- Irene's Work & Holiday main poster
- Hangul: 아이린의 워크 & 홀리데이
- RR: Airinui wokeu & hollidei
- MR: Airinŭi wŏk'ŭ & hollidei
- Genre: Reality show
- Directed by: Jin Sun-mi
- Starring: Irene
- Original language: Korean
- No. of episodes: 8

Production
- Production company: SM C&C Studio

Original release
- Network: Seezn; Sig;
- Release: August 4, 2022

= Irene's Work & Holiday =

2022 South Korean reality web series

Irene's Work & Holiday (아이린의 워크&홀리데이) is a South Korean reality web series starring Irene. Produced by SM C&C Studio and directed by Jin Sun-mi, the reality show was broadcast on Seezn and Sig started on August 4, 2022, and was shown every Thursday and Friday. It served as Irene's first solo reality show that featured her life as a Red Velvet member, her daily life, and going on a vacation with her staffs.
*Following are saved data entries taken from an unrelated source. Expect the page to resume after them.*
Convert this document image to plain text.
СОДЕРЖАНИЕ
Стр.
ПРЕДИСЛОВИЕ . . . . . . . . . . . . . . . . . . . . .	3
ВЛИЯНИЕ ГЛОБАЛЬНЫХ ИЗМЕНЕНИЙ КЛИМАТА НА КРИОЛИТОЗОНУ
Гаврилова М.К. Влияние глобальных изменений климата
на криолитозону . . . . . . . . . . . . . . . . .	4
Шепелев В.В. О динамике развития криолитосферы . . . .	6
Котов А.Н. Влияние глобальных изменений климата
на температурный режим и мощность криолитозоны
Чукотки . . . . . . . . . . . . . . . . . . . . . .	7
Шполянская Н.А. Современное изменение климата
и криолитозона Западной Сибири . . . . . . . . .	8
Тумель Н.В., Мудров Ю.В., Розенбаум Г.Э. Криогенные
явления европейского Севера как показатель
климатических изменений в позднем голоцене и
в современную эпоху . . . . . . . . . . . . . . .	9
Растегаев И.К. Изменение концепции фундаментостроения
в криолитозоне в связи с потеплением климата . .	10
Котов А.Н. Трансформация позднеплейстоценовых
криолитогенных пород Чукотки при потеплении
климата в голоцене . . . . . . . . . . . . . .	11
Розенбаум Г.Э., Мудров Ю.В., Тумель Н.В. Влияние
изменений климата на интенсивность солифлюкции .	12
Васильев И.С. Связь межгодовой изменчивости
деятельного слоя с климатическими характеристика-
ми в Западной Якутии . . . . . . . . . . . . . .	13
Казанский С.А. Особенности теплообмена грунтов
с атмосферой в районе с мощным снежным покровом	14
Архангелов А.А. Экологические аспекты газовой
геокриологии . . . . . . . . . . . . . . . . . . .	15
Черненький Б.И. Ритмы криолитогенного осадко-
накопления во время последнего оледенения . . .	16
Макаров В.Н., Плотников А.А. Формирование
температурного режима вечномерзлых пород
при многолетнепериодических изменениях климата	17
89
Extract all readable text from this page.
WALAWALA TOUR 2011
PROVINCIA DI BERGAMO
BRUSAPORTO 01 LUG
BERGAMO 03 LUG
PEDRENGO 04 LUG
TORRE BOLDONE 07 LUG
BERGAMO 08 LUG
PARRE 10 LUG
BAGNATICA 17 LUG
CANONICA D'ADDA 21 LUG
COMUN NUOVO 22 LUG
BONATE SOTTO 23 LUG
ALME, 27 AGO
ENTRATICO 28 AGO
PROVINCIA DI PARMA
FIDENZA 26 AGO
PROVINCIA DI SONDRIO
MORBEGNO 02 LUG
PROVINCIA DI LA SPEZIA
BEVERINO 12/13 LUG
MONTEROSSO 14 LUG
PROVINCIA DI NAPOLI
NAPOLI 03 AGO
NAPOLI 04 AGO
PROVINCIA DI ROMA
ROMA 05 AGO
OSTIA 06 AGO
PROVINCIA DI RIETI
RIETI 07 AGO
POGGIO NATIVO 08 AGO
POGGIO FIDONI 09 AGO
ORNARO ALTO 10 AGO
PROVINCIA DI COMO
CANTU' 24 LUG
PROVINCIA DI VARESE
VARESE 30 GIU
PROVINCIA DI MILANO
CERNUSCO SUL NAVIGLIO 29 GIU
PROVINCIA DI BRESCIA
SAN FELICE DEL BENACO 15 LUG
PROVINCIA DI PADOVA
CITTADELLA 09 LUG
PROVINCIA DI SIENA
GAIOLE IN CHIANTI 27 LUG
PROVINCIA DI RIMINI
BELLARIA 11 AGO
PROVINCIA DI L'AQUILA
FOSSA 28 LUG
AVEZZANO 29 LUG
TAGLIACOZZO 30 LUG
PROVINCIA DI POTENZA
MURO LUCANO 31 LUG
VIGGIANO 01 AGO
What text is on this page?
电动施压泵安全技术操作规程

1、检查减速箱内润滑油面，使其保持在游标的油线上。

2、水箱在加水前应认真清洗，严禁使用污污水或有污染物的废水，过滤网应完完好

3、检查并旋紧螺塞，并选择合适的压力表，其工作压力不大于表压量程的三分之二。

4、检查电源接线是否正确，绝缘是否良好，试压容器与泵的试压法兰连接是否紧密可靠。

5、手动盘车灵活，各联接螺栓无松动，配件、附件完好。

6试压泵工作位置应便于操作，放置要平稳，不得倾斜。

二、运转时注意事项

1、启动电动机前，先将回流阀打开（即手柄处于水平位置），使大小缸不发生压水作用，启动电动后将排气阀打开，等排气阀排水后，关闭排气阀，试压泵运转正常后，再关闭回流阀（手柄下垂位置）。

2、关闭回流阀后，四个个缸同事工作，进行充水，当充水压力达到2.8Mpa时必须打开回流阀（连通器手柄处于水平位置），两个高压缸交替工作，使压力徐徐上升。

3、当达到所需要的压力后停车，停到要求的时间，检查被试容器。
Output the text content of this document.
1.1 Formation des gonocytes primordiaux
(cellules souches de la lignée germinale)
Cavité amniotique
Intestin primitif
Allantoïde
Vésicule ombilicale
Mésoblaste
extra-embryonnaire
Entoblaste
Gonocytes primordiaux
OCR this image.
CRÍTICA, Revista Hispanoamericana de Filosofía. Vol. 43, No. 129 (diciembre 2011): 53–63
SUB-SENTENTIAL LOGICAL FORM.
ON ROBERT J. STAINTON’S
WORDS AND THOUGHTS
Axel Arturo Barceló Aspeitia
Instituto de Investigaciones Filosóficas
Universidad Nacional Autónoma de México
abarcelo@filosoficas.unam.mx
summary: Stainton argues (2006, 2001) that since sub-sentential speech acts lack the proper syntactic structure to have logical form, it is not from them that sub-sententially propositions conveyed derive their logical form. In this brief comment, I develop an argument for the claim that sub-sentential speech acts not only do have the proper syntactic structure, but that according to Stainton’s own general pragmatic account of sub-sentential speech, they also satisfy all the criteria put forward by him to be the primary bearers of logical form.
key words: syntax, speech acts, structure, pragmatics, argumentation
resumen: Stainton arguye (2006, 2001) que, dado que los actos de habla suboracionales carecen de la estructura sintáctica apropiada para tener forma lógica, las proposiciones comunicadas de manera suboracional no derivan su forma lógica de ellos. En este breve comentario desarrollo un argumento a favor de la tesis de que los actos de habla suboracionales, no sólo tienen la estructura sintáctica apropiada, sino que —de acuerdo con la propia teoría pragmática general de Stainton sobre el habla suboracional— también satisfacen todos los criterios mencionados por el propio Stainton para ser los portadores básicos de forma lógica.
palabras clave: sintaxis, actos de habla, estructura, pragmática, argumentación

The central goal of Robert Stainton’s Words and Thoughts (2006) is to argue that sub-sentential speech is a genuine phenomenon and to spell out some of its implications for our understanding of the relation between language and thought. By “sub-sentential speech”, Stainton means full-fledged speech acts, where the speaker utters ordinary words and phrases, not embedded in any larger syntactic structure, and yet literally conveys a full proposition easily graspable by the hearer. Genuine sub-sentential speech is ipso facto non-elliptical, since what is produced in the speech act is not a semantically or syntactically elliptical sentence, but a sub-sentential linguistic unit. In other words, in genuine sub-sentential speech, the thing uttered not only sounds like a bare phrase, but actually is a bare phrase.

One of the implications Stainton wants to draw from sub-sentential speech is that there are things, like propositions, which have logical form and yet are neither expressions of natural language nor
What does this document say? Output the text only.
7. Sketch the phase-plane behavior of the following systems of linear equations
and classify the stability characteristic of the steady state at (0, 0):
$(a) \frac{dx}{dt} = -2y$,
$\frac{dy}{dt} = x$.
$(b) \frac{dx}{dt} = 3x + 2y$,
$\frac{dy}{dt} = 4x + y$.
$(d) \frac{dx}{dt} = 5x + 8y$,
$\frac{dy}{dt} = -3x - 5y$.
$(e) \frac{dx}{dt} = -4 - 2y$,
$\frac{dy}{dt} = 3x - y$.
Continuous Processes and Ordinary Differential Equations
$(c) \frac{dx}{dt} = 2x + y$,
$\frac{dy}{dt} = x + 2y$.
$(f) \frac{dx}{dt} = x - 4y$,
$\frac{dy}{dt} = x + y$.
== Production and synopsis ==
On July 25, 2022, the production of Irene's Work and Holiday with SM C&C Studio, directed by Jin Sun-mi, was announced along with the release of a concept poster. The reality show started on August 4 through Seezn Original and Sig broadcasts and featured Red Velvet member Irene. It will be her first solo reality show through over-the-top (OTT) media service, Seezn, and will showcase Irene as a group member and Bae Joo-hyun, a human being who went on vacation with friends from the beginning of her debut. By July 28, the main poster for the show was released featuring her two daily lives. The show was released every Thursday and Friday at 6:00 PM KST (UTC+09:00) starting from August 4 through the OTT.

On July 29, the main teaser for the show was released which demonstrated her thorough checking of the stage set before the group's performance, practicing the choreography in her spare time, and spending her holiday trip. The production team stated to anticipate Irene's "comfortable and unpretentious" appearance on vacation with her staffs, who had been with her schedules and daily life for almost seven to eight years since her debut. Additionally, they added that they captured singer Irene's backstage and human Bae Joo-hyun's "unexpected" turn-off time up-close while meeting her two sides at the same time. The show was also set to deliver Irene's "honest" passion and sincerity for her daily life and work. Moreover, it was set to unfold Irene's professional daily life in her way, the new aspects of her travels, and her appearance that she has never shown before.

== Episodes ==

| No. | Title | Original release date |
|---|---|---|
| 1 | "IRENE's Work&Holiday EP.01" | August 4, 2022 |
| 2 | "IRENE's Work&Holiday EP.02" | August 5, 2022 |
| 3 | "IRENE's Work&Holiday EP.03" | August 11, 2022 |
| 4 | "IRENE's Work&Holiday EP.04" | August 12, 2022 |
| 5 | "IRENE's Work&Holiday EP.05" | August 18, 2022 |
| 6 | "IRENE's Work&Holiday EP.06" | August 19, 2022 |
| 7 | "IRENE's Work&Holiday EP.07" | August 25, 2022 |
| 8 | "IRENE's Work&Holiday EP.08" | August 26, 2022 |

== Reception ==
Stock prices of SM Culture & Contents (SM C&C) increased as its trading volume soared. At 12:24 PM KST (UTC+09:00) on August 3, 2022, SM C&C's trading volume was 4.41,220 shares by 1175.22% from 374,503 shares the previous day. The rise in stock prices was believed to reflect anticipations for Irene's Work & Holiday reality show, produced by SM C&C Studio.